Usually, Tax audits are made randomly, but in some severe suspicious cases, the IRS examines people and selects them according to their highlighting financial activity. Here are some of the reasons why you can get audited: 

  • Calculation errors: You cannot afford to make an error while filing tax returns. It would help if you were focused and made sure you double and triple-check the calculation if you are doing it all by yourself. To ensure no calculation mistakes are made while filing tax returns, it’s always advised to use tax preparation software or hire tax advisors
  • Making generous donations: If you show the IRS that you make significant charitable contributions, they make some deductions. However, here you need to be careful not to make fake donations. That’s why to keep proper documentation with you to prove the donation’s validity. 
  • Not reporting a part of your income: This is an easy way to score an IRS audit. For example, suppose you have a steady job but took some freelance work. So, you only submit the W-2 form for the regular job and do not report the freelance income form, Form 1099. This 1099 form is for reporting nonwage incomes from interest, stock dividends, and freelance income. 
  • Too many business losses: This is primarily meant for business owners as they can show their personal expenses as business ones. However, if you report too many losses, it can create some suspicions. And then, the IRS will start looking into the IRS publication 535 containing all the details. 
  • Worker misclassification: A significant concern of the IRS is the additional area audits, representing high revenue loss. 

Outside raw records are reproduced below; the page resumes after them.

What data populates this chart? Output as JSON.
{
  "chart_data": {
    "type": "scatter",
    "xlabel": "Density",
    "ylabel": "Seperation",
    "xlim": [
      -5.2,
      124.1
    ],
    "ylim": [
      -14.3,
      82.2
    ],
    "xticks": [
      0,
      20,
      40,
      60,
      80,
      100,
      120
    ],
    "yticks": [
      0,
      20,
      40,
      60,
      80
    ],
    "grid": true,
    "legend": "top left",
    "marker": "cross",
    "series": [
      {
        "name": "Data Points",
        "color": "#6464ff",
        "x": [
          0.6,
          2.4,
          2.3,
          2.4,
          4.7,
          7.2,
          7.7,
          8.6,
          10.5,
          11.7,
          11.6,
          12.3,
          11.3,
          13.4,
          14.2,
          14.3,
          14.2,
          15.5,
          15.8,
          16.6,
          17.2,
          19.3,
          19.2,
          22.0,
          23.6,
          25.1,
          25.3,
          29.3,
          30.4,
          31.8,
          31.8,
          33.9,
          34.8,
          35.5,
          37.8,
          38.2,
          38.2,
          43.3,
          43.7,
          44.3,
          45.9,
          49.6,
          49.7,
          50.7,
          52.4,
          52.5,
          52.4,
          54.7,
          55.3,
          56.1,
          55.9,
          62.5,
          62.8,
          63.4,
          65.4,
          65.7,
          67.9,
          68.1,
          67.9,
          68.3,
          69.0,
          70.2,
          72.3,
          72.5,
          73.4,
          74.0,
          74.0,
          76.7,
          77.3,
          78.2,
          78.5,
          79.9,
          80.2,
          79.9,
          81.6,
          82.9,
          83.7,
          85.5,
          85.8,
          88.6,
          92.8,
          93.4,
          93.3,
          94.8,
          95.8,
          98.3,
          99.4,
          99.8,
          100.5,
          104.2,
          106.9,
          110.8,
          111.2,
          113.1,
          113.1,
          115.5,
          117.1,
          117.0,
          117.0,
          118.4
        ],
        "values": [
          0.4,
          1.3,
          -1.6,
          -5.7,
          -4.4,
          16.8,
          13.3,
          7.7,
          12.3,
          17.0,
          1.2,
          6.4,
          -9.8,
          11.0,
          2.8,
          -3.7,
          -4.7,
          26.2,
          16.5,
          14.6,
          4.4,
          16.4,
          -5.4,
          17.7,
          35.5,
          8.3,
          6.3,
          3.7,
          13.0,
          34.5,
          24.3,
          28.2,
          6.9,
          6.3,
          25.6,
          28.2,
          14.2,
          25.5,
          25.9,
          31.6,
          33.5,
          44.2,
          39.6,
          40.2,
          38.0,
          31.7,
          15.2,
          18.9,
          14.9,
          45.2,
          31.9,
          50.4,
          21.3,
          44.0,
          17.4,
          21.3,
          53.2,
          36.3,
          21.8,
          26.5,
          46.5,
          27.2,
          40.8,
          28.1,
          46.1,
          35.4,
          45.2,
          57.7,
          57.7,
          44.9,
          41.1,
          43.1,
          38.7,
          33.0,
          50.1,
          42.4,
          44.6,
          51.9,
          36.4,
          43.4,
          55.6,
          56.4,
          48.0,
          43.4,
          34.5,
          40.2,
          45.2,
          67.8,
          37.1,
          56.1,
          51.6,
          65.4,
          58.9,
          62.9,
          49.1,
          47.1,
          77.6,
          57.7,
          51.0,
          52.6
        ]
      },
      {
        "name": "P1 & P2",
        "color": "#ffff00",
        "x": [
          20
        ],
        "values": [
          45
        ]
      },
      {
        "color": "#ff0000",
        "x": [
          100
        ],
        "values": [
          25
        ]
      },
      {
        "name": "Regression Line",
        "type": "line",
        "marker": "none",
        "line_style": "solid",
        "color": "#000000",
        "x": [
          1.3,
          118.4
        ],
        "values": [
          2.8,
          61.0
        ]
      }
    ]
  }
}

IRS does not collect the payroll taxes from the independent contractors because of the audit issue in such areas where the agents have previously received proper training that specializes in worker misclassification.

Purpose of IRS Audit 

The primary purpose and incentive behind the IRS audit are the different types of audits and the complete strategy made by the Internal Revenue Service. 

Every IRS audit is meant to verify the accuracy of the income and the amount deducted from the tax return. 

And after getting the knowledge of IRS Audit purpose, it’s possible to avoid the IRS’s scrutiny by the taxpayers. Plus, there is an affirmative possibility of experiencing the oddity of a satisfying income tax refund. 

Methods of selection for IRS audit 

There are several methods through which the IRS selects candidates for the audits. These are: 

  • Computer screening and random selection: IRS often prefers the statistical formula of return selection. In this, they compare your tax return to get similar returns against the norms created from audits of a random sample of returns. The IRS mainly uses this method to update its return selection process. 
  • Transactions with other taxpayers: Another way of selecting a return for audit is by issuing or transactions with other taxpayers, including business partners or investors whose returns have been selected for audits. 

After this, an experienced auditor will review your return, and if they plan to accept it, they’ll forward the return for assignment to the examination group.

During the Internal Revenue Service or state income tax audit, you need tax representation services that can act as your audit defence. It’s a legal or tax professional who answers on behalf of the taxpayer during the proceeding.

Final words 

The IRS’s examination of corporate and individual tax returns is known as income tax audits. With the help of examination, audit, and review, the IRS defines the different aspects of tax law enforcement and its administration. The sole purpose behind this audit is to ensure that the income, expenses, and credits are reported accurately or not. And if any suspicious financial activity is observed from your end, you may fall within the radar to get an income tax audit.